1. Linux System Call Overview

System calls are the core channel through which user‑space programs interact with the kernel, enabling operations such as file I/O, process creation, and memory allocation.

1.1 Concept of System Calls

A system call is an interface provided by the kernel that user programs invoke when they need to access hardware resources, create processes, allocate memory, and perform other privileged operations.

1.2 Implementation Mechanism

On Linux, system calls are invoked via software interrupts (e.g., int 0x80 on x86 or sysenter on newer kernels). The CPU switches to kernel mode, looks up the call number in the syscall_table, and jumps to the corresponding kernel function.

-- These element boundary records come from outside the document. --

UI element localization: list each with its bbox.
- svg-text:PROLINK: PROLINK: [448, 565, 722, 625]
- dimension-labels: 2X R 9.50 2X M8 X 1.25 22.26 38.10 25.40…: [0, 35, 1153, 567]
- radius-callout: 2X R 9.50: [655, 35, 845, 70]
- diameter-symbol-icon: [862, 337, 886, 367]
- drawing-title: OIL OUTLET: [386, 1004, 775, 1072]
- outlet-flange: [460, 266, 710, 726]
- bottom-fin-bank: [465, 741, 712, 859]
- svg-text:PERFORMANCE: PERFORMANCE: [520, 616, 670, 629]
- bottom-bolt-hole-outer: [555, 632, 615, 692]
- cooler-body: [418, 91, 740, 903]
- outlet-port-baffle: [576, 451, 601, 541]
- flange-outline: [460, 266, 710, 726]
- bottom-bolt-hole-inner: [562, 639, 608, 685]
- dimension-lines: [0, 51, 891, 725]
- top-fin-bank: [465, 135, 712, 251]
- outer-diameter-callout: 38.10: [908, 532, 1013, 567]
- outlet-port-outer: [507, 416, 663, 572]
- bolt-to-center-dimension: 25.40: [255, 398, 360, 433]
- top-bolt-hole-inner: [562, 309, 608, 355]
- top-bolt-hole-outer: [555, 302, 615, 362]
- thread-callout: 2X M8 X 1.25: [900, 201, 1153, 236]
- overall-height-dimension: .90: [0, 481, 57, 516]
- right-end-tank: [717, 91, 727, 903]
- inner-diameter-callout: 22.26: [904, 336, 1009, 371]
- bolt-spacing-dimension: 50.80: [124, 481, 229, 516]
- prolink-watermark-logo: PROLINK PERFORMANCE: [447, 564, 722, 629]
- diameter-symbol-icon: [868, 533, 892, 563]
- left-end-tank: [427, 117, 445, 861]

2. Hook Technology Details

2.1 Ring 3 Hook Techniques

LD_PRELOAD dynamic linking intercepts functions by loading a custom shared object before any other libraries. The loader searches /etc/ld.so.cache, /etc/ld.so.preload, LD_LIBRARY_PATH, and the binary’s RPATH to locate libraries.

Update /etc/ld.so.cache with ldconfig after adding or removing shared libraries.

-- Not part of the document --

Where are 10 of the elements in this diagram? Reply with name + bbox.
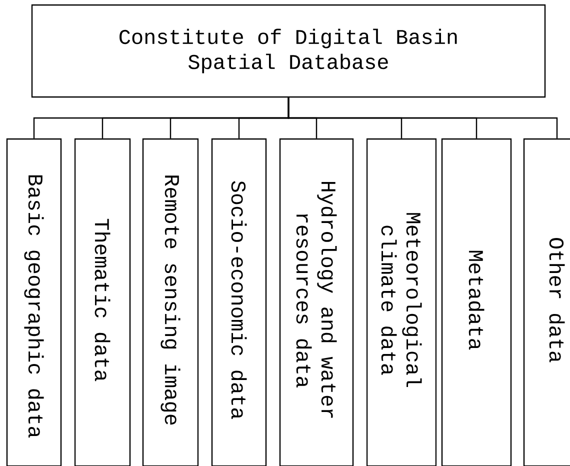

Specify libraries in /etc/ld.so.preload for system‑wide preloading.

Example hook.c that overrides strcmp:

#include <stdio.h>
#include <string.h>
#include <dlfcn.h>

typedef int(*STRCMP)(const char*, const char*);

int strcmp(const char *s1, const char *s2)
{
    static void *handle = NULL;
    static STRCMP old_strcmp = NULL;
    if (!handle) {
        handle = dlopen("libc.so.6", RTLD_LAZY);
        old_strcmp = (STRCMP)dlsym(handle, "strcmp");
    }
    printf("oops!!! hack function invoked. s1=<%s> s2=<%s>
", s1, s2);
    return old_strcmp(s1, s2);
}

Compile and use:

gcc -o test main.c
gcc -fPIC -shared -o hook.so hook.c -ldl
LD_PRELOAD=./hook.so ./test 123

2.2 Ring 0 Hook Techniques

Kernel‑space hooking modifies the kernel code directly, for example by patching the opcode of sys_read to jump to a custom function, or by using kprobes to insert breakpoints.

Inline hook example (simplified):

unsigned int patch_kernel_func(unsigned int handler, unsigned int old_func, unsigned int new_func)
{
    unsigned char *p = (unsigned char *)handler;
    unsigned char buf[4];
    unsigned int offset, orig;
    // Search for call opcode (0xe8) and replace offset
    // ...
    return orig;
}

kprobe registration example:

#include <linux/module.h>
#include <linux/kprobes.h>

static struct kprobe kp = {.symbol_name = "__x64_sys_open"};

static int pre_handler(struct kprobe *p, struct pt_regs *regs)
{ printk(KERN_INFO "MyHook: Before open syscall
"); return 0; }

static void post_handler(struct kprobe *p, struct pt_regs *regs, unsigned long flags)
{ printk(KERN_INFO "MyHook: After open syscall
"); }

static int __init my_init(void)
{ kp.pre_handler = pre_handler; kp.post_handler = post_handler; return register_kprobe(&kp); }

static void __exit my_exit(void) { unregister_kprobe(&kp); }

module_init(my_init);
module_exit(my_exit);
MODULE_LICENSE("GPL");

3. Common Hook Methods for Linux System Calls

3.1 Function‑Pointer Hook

Directly replace entries in syscall_table with pointers to custom functions, then optionally call the original function via a saved pointer.

3.2 GOT‑Based Hook

In user‑space, modify the Global Offset Table of a dynamically linked binary (often via LD_PRELOAD) so that calls to libc functions are redirected to custom implementations.

3.3 Kprobe Hook

Register a kprobe on a kernel function (e.g., __x64_sys_open) and provide pre‑ and post‑handlers to execute custom logic without altering kernel code.

4. Hook Challenges and Mitigations

4.1 Kernel Stability

Incorrect hook code can crash the kernel. Mitigation: extensive testing, backup modified memory regions, and graceful rollback on failure.

4.2 Compatibility

Kernel versions and architectures differ in syscall table layout. Mitigation: use version‑specific macros, runtime discovery of sys_call_table, and conditional compilation.

4.3 Security Risks

Malicious actors can abuse hooks to hide activity. Mitigation: enforce strict permission checks, audit hook installations, and employ detection tools that monitor unexpected modifications to kernel structures.